The mystery of matter / antimatter asymmetry

Antimatter is a mirror of matter. Imagine the same particles, but with opposite charges. While matter electrons have a negative charge, antimatter positrons (or antielectrons) are positively charged. Or while protons are positively charged, their antiprotons are negatively charged, and so on.

Matter and antimatter were produced in the same quantity at the time of the Big Bang. However, they did not behave in the same way. If the two materials meet, they annihilate each other. However, in the first second after the Big Bang 13.77 billion years ago, we know that matter has won its match against antimatter.

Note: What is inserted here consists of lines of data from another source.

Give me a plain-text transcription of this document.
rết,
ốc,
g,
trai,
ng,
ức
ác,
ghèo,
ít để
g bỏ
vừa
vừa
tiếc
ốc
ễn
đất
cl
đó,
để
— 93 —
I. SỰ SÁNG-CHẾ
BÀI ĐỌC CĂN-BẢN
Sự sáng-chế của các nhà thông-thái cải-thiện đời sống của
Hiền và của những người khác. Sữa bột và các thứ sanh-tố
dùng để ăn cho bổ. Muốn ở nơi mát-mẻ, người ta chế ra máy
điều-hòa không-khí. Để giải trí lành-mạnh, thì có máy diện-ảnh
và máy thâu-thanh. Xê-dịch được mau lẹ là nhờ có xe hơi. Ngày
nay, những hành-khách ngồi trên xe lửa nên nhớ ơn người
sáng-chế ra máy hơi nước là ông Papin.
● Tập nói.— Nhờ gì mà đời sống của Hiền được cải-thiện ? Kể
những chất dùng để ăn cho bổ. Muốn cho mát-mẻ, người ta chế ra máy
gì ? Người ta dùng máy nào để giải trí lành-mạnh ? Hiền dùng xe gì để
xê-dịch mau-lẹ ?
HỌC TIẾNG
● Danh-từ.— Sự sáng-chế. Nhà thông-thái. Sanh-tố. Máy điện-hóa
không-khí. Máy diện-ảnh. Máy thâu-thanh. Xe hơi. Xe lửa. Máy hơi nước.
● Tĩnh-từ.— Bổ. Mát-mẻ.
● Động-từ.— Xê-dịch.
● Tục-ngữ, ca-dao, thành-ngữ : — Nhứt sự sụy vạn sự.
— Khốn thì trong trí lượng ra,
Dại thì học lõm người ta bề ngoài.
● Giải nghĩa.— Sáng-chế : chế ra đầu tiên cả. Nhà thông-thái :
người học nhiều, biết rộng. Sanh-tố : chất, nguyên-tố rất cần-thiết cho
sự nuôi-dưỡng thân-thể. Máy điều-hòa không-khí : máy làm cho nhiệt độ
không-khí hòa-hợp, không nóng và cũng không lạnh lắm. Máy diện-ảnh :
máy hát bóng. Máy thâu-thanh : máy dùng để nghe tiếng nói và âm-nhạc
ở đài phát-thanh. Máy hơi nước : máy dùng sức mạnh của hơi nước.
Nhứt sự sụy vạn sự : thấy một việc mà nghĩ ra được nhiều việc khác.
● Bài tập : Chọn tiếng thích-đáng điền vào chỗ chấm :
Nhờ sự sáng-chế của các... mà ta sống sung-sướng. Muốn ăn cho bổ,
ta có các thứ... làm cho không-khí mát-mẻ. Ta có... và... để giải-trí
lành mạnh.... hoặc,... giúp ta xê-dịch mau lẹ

Thus, at the end of this process of annihilation, instead of the disappearance of all this little world, there thus remained a surplus of matter. That’s why we’re still here to talk about it. Without this initial imbalance, the universe would not exist. The question is : why did such an imbalance occur in the first place?

For now, cosmologists still ignore it. To give us the means to understand this enigma, we must therefore study antimatter. This is obviously not an easy task. As said above, the antiparticles annihilate in the presence of matter. In addition, they move at breakneck speeds.

The idea is therefore to produce or capture them, then slow them down sufficiently in order to be able to analyze their properties.

In everyday life, you will have less time to appreciate a beautiful car speeding at full speed than if the same car starts to brake when approaching a red light. It’s the same in quantum physics: the more time you have to observe a certain property, the more precise your measurement.

Big Bang artist illustration. Credit: ESA

Slow down an antiparticle at the speed of a cheetah

Over the past few decades, our ability to experiment with this antimatter has increased dramatically. The latest project, ALPHA, “tinkers” at CERN with atoms fromantihydrogen (a positron orbiting an antiproton, just like an electron orbiting a proton in regular hydrogen).

Captured for the first time in 2011, antihydrogen indeed presents itself as a candidate of choice for such an experiment, because it is thesimplest atomic atom. Don’t panic, the quantities produced are tiny.

As part of this project, CERN physicists trapped these antiatoms in a magnetic field before bombarding them with photons (particles of light) fired from a laser. “Once the photons hit the atoms, they excite them and change their movements“, Explains Takamasa Momose, one of the main players in this work.

When trapped, antihydrogens travel at just over 300 km / h. By controlling the light, the researchers here have given themselves the means to slow them down to about the speed of a cheetah, thus reducing their temperature.

Physicists have thus demonstrated their ability to manipulate the movement of antimatter atoms by laser light. This work will pave the way for potentially revolutionary future experiments. One of them will be to throw anti-atoms into empty space and slow them down to analyze how they fall under the effect of gravity.